Why is In Order Execution so Popular?
Hi,
I've been digging around the architecture of the 360 and noticed the PowerPC chips inside have In Order Executiong (IOE). After looking around some more, apparently the Wii and the PS3 also have IOE. Is this coincidence?
The first XBox had the intel x86 processor which had Out of Order Execution (OOE) and therefore branch prediction. After more investigation the only advantage I could see for IOE over OOE is a simpler chip design. I would think something like 3 tier branch prediction would have benefits in a tight game loop. Why do all 3 game consoles have IOE? What benefits do IOE have over OOE, because I can't seem to find any.
Thanks.
P.S.
Sorry if this isn't appropriate for the XNA Framework Forum. It did seem to fit here best of all the others.
[781 byte] By [
bagjuice] at [2007-12-29]
I'd guess that its to keep chip costs down. I'm no CPU expert, but essentially, all 3 consoles use Power PC chips, with varying speed and features - I dont know if a desktop PPC (like in the old Apples) is "in order" or not (although google probably knows), but extra functionality==extra transistors==extra cost. I'm sure that more of the time its probably cheaper to ramp up the clock speed and rely on the additional speed to negate any negative performance from less features.
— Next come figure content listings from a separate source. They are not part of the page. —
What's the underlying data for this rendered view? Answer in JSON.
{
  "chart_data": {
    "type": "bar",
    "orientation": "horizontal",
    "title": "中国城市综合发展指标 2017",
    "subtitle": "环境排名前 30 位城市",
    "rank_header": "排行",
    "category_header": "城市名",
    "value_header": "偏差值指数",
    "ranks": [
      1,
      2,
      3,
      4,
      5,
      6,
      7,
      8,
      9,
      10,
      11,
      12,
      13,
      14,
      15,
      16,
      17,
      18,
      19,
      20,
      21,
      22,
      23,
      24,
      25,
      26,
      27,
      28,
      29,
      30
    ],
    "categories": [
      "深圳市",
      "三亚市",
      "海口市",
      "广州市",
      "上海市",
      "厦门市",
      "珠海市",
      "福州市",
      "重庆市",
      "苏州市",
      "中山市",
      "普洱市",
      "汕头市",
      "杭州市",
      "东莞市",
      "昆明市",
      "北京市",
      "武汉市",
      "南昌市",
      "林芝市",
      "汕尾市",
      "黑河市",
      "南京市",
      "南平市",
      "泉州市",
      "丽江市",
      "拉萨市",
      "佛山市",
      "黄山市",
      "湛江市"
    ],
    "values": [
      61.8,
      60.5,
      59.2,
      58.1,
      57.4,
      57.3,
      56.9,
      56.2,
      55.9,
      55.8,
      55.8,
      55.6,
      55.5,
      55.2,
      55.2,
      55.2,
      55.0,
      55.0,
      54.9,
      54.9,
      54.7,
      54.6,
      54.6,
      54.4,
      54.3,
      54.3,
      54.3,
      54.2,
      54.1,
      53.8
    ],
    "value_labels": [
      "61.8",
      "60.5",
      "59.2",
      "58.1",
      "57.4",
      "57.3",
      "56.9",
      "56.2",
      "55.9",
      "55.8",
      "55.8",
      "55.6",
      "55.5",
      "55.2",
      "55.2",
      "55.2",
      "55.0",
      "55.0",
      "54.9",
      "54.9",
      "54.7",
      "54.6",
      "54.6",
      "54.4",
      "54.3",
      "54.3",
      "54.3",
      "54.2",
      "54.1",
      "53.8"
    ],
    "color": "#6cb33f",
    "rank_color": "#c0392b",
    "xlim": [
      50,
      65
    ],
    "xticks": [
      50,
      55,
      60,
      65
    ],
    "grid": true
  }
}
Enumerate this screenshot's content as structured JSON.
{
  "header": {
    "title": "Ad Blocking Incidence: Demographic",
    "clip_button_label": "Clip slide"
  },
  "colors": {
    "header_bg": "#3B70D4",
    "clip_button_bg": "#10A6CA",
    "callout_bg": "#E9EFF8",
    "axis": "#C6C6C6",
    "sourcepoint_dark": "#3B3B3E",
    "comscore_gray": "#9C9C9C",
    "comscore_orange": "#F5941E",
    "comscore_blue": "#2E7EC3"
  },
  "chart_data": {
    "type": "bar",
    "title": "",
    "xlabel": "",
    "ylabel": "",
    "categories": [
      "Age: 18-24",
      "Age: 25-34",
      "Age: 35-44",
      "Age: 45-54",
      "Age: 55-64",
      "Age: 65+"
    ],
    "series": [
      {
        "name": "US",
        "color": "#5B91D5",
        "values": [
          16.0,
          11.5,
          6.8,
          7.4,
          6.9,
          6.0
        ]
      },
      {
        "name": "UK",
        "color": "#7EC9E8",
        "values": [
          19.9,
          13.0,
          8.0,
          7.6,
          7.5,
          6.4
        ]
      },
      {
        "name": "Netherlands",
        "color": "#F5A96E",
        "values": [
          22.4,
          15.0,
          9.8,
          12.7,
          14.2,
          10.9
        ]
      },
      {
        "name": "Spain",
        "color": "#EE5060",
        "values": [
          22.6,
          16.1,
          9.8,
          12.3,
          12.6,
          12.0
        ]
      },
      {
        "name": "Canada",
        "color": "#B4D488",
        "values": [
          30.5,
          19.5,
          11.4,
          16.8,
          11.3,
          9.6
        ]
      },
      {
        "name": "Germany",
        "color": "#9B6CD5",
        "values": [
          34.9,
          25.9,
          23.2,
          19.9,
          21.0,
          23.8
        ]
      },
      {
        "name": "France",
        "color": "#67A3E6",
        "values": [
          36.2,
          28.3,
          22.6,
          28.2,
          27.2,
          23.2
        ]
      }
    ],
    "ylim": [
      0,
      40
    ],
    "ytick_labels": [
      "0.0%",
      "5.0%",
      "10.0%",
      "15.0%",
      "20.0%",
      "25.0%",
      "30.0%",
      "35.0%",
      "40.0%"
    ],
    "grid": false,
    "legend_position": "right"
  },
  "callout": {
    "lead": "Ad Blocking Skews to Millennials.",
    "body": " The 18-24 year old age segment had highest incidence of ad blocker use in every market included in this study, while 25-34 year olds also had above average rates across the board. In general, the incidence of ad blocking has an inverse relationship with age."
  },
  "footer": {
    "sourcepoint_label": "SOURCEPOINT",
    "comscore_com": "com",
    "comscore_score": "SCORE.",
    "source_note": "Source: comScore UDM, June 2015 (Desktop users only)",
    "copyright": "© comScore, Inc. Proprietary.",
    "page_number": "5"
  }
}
A quote from an "unnamed" developer in Edge a couple of years ago suggested that the (his words not mine) 2Ghz PPC in the 360 would often run slower than the same code on the intel CPU in the xbox.
Now we all know now that there are 3 3.2Ghz processors in the 360, which (even if the above is true) probably negates the above statement, but I'd guess that it still holds somewhat true - for certain processes it will be slower (Mhz for Mhz) but with 9.6GHz running at once, you can probably sleep afe knowing that the code will run pretty fast anyway :)
Neil
It is indeed to keep costs down - the smaller the die area the greater the yield. Although the in order execution is a a bit of a performance killer, careful compiler design and hand written micro-optimisations (for the very hottest loops) can win back a great deal of that performance loss. This only works because unlike desktop PC's, there is only one processor variant to design for (rather than all of the AMD and Intel CPU's, or if we are talking PowerPC then Motorola and IBM). It's a trade off: console cost vs coding effort.
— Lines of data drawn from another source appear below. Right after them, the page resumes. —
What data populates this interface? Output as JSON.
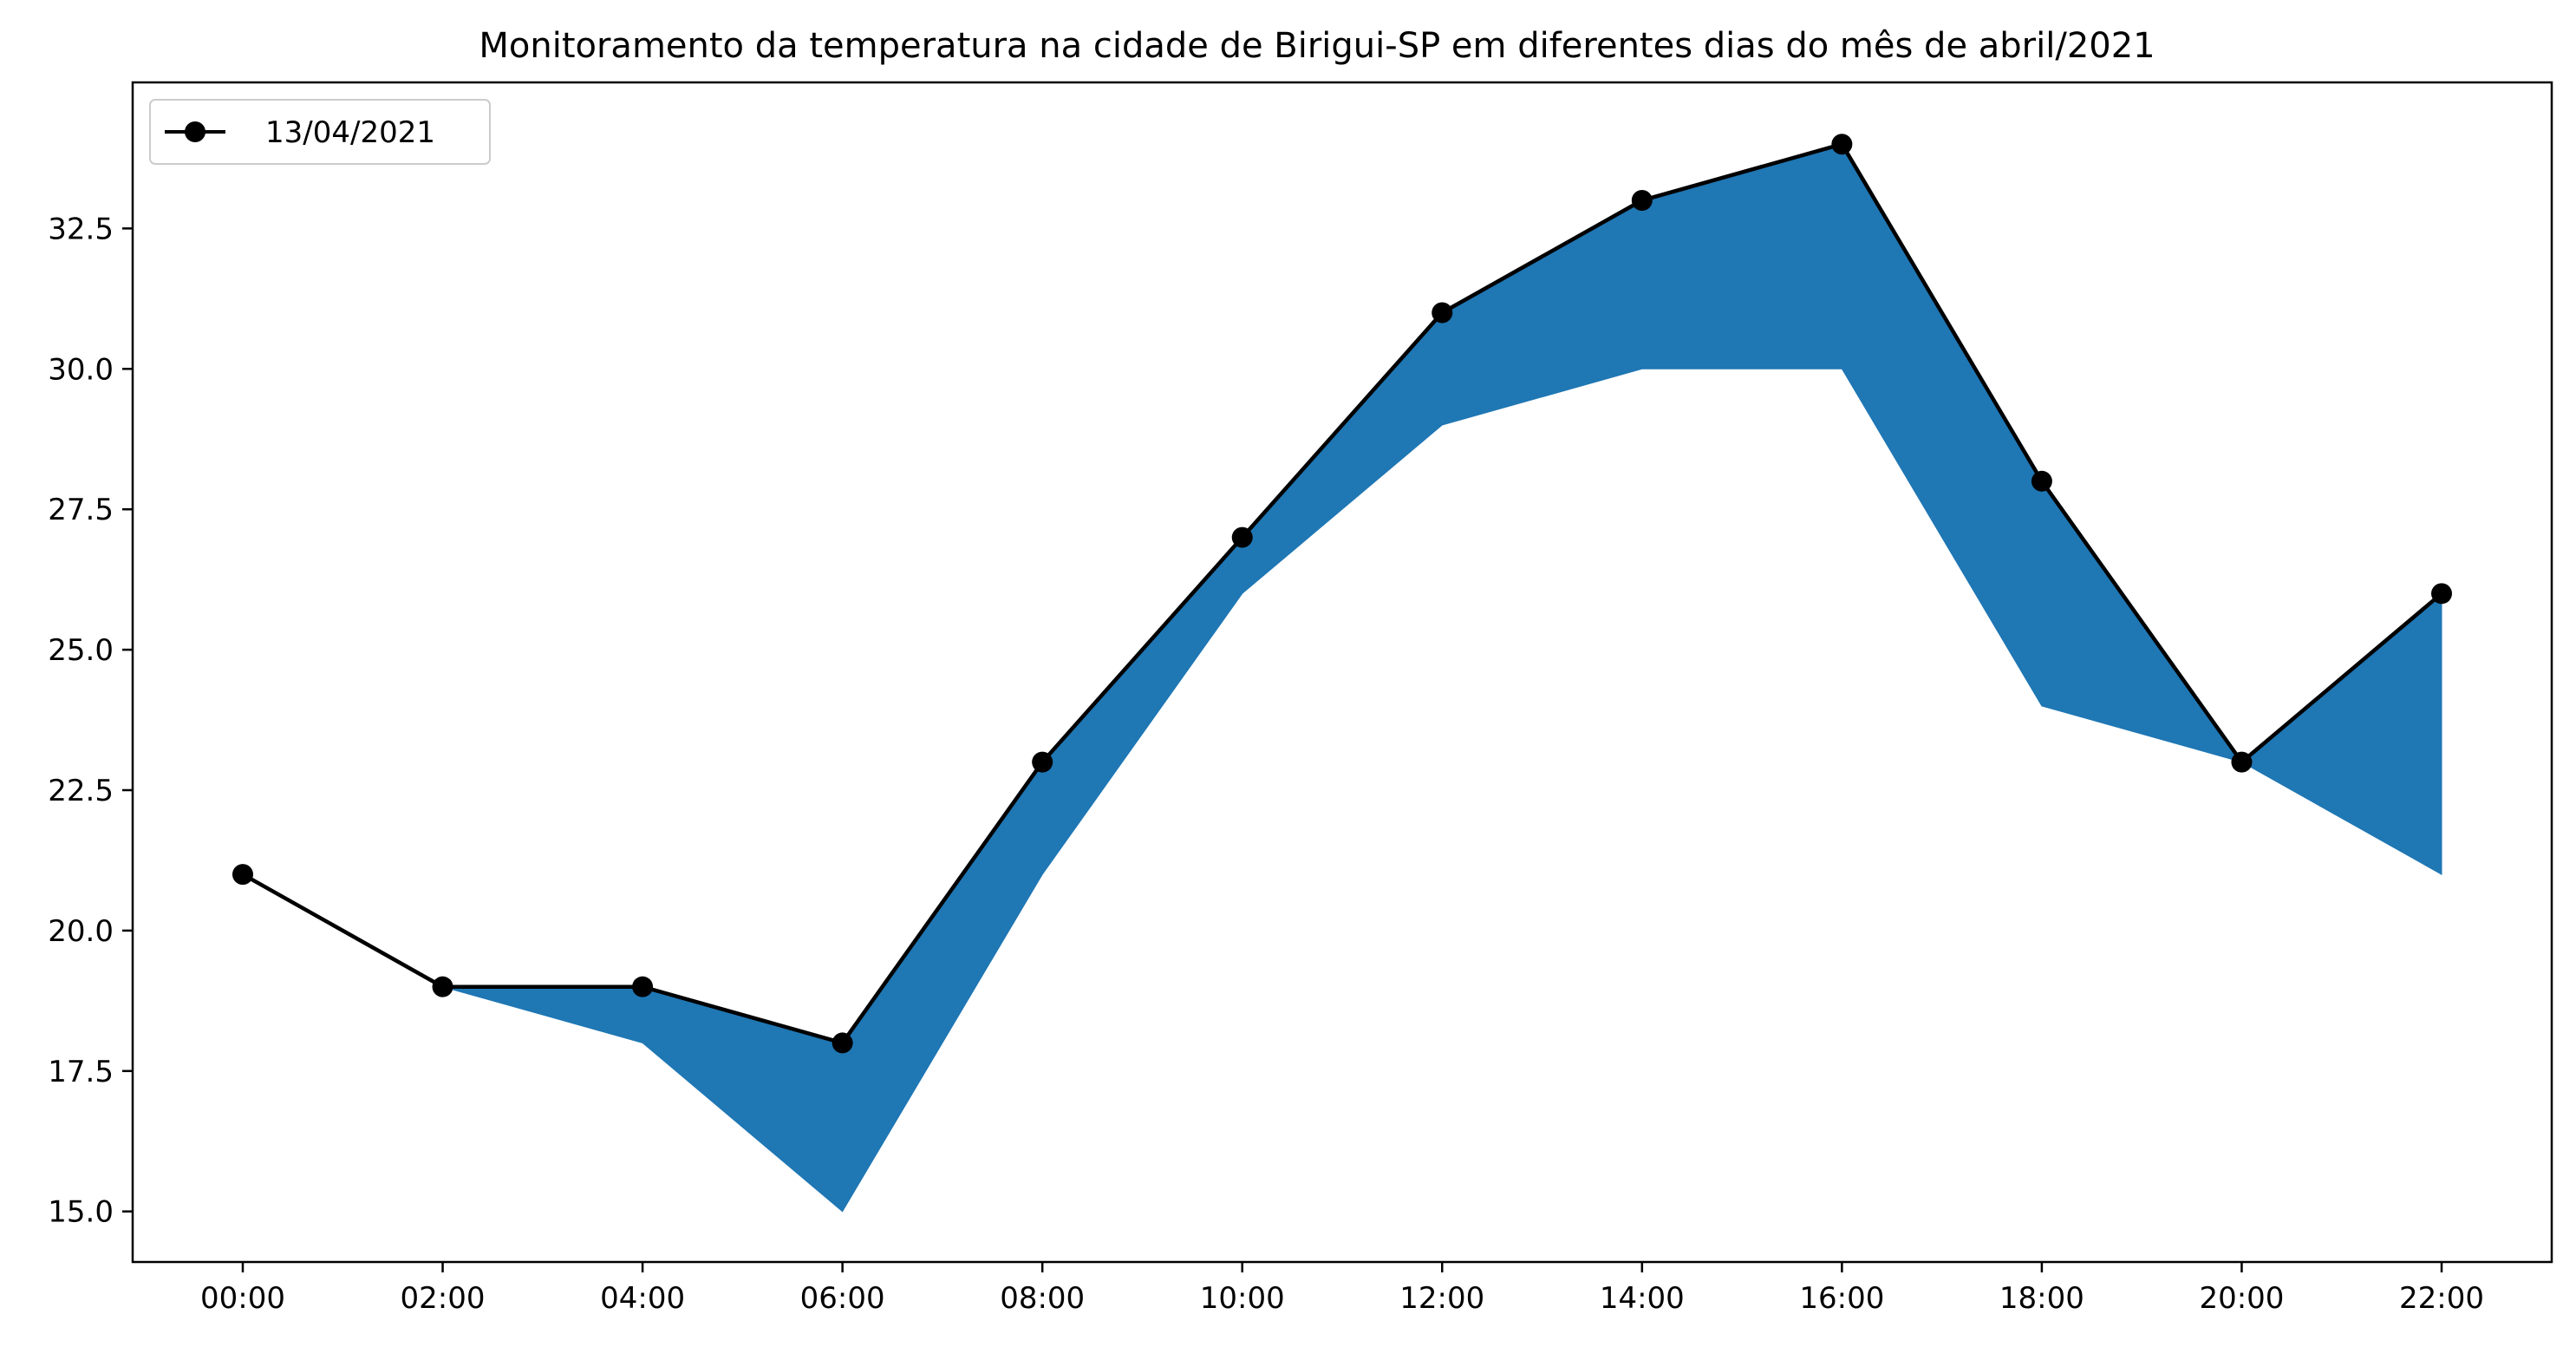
{
  "chart_data": {
    "type": "line",
    "title": "Monitoramento da temperatura na cidade de Birigui-SP em diferentes dias do mês de abril/2021",
    "xlabel": "",
    "ylabel": "",
    "categories": [
      "00:00",
      "02:00",
      "04:00",
      "06:00",
      "08:00",
      "10:00",
      "12:00",
      "14:00",
      "16:00",
      "18:00",
      "20:00",
      "22:00"
    ],
    "series": [
      {
        "name": "13/04/2021",
        "values": [
          21,
          19,
          19,
          18,
          23,
          27,
          31,
          33,
          34,
          28,
          23,
          26
        ],
        "color": "#000000",
        "marker": "circle"
      }
    ],
    "fill_between": {
      "from_index": 1,
      "to_index": 11,
      "lower": [
        19,
        18,
        15,
        21,
        26,
        29,
        30,
        30,
        24,
        23,
        21
      ],
      "color": "#1f77b4"
    },
    "ylim": [
      14.1,
      35.1
    ],
    "yticks": [
      "15.0",
      "17.5",
      "20.0",
      "22.5",
      "25.0",
      "27.5",
      "30.0",
      "32.5"
    ],
    "ytick_values": [
      15.0,
      17.5,
      20.0,
      22.5,
      25.0,
      27.5,
      30.0,
      32.5
    ],
    "grid": false,
    "legend_position": "upper-left"
  }
}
Thats right. There's nothing inherantly wrong with in-order execution perse. Its an advantage on x86 architectures simply because there are so many different x86 implimentations that the compiler cannot possibly know how many integer, floating point, branch, fetch, store, etc. units will be available before hand; only the CPU itself can know how to optimally order instructions to take advantage of the most hardware possible.
On a compiler specifically targetting the xenon CPU, all this information is known already, and so the burden of ordering instructions optimally is placed on the compiler. This was actually one of the design tennants of the original RISC idea, and more recently of VLIW architectures like the Itanium.
In-order execution does not preclude branch prediction either, there's just a larger penalty to be paid on a failed prediction.
The benefit to the simpler, in-order cores is that they are smaller. OOO Execution accounts for a signifigant number of transistors in a modern CPU like the pentium 4 or PPC970. Checking some numbers quickly, it seems that the Xenon CPU, with its 3 64bit cores and 1MB cache, is only about 30% larger than a P4 Presscott CPU with only 1 32bit core and 512KB cache. More modern CPUs are even larger. The Xenon is only 1/3 the size of a PentiumD 900 and about 45% the size of a core 2 duo with 2MB cache.
The low number of transistors leads to smaller dies at a given process, the smaller the die, the less silicon goes to waste when a defect occurs in the manufacturing process. Combined with process shinks (the 130nm to 90nm transition cuts die size roughly in half) this makes the chips cheaper to produce over the lifetime of the console.
Ultimately, the decision to go with In-order execution was due to the fact that it offered a !/$ ratio that OOO cores didn't offer on terms acceptable to Microsoft.